Terza questione : il malato cronico. Le malattie croniche rappresentano la vera epidemia del ventunesimo secolo. Debellate o messe sotto controllo  la gran parte delle malattie infettive, tranne alcune,  come la fastidiosa e pericolosa influenza, grazie ai progressi della ricerca scientifica e della medicina preventiva, sono le malattie croniche ad essere il principale problema di sanità pubblica. Dal diabete, alle malattie cerebrovascolari, dalle artropatie ai tumori, dalle malattie respiratorie alle malattie renali. Assistiamo ad  una vera espansione e diffusione di tali patologie che rappresentano una vera e propria emergenza socio sanitaria. Ciò anche a causa dell’invecchiamento progressivo della popolazione e dell’allungamento della vita media. Più si vive più si va incontro a malattie degenerative, a malattie croniche che debbono essere opportunamente trattate e prevenute. La diagnosi è il momento principale della storia naturale di una malattia cronica. E, nella grande maggioranza dei casi, la diagnosi di precisione avviene negli ospedali, altamente qualificati e specializzati. E poi? quando è stato diagnosticato un diabete complesso, una cardiopatia, una patologia respiratoria, renale oncologica cosa succede? È ipotizzabile trattenere il malato in ospedale? No sarebbe pura follia. Il malato, una volta dimesso dall’ospedale viene trattato sul territorio e, sempre più a domicilio. Impatta cioè con tutto quel coacervo di sigle che abbiamo sopra riportato che, ribadiamo, occorre semplificare, mettendo al centro del sistema il malato e la sua cronicità.

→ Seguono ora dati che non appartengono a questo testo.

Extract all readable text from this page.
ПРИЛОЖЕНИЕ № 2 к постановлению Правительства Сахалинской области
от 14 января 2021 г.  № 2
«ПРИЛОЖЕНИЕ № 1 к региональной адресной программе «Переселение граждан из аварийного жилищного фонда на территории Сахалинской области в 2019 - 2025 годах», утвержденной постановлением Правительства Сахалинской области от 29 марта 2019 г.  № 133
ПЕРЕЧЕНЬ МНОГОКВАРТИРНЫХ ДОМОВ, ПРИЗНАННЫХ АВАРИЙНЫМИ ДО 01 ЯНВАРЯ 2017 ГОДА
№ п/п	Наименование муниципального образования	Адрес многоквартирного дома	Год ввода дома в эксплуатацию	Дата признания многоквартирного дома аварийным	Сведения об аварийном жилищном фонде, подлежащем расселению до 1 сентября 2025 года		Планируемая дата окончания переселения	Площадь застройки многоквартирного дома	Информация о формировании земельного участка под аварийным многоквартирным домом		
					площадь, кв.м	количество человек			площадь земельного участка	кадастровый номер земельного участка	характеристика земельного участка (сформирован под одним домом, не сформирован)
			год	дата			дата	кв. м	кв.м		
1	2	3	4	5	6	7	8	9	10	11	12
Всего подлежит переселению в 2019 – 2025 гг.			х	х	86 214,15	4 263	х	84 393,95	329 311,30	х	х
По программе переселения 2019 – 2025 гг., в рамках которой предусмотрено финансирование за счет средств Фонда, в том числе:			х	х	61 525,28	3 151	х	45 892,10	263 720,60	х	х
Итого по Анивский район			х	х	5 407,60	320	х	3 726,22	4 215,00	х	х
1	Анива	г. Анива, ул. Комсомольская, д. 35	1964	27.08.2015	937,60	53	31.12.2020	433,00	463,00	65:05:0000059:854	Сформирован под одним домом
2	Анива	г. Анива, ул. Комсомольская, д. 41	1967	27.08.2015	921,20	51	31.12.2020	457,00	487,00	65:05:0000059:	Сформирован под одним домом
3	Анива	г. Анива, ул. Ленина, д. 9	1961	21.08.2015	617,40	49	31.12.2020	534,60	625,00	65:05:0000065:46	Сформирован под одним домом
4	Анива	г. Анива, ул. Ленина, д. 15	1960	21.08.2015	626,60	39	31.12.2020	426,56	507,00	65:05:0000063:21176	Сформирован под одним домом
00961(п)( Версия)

Occorre quindi orientare i servizi  verso un’offerta proattiva e personalizzata,  valorizzare la relazione con le risorse della comunità (a cominciare dal volontariato), identificare il MMG quale responsabile del Piano di Cura Personalizzato garantire la continuità assistenziale basata sullo stato evolutivo e sul grado di complessità della patologia. Per giungere al potenziamento delle cure domiciliari e riduzione dei ricoveri ospedalieri anche attraverso l’uso di tecnologie innovative e di tecno assistenza;  modelli assistenziali centrati sui bisogni globali del paziente e non solo clinici.
Si tratta di realizzare  un evidente cambio di passo: al centro del sistema il malato cronico, grande valorizzazione della medicina generale, grandi innovazioni in tema di informatizzazione delle attività e rinnovata capacità di comunicare i programmi, le scelte, i risultati, gli esiti.
È questa la sfida che attende le regioni meridionali, ora che i bilanci cominciano ad essere in regola, per riequilibrare le differenze di salute e far si che chi nasce a Napoli, Palermo o Reggio Calabria non abbia una speranza di vita inferiore a chi nasce a Milano, Trento o Bologna.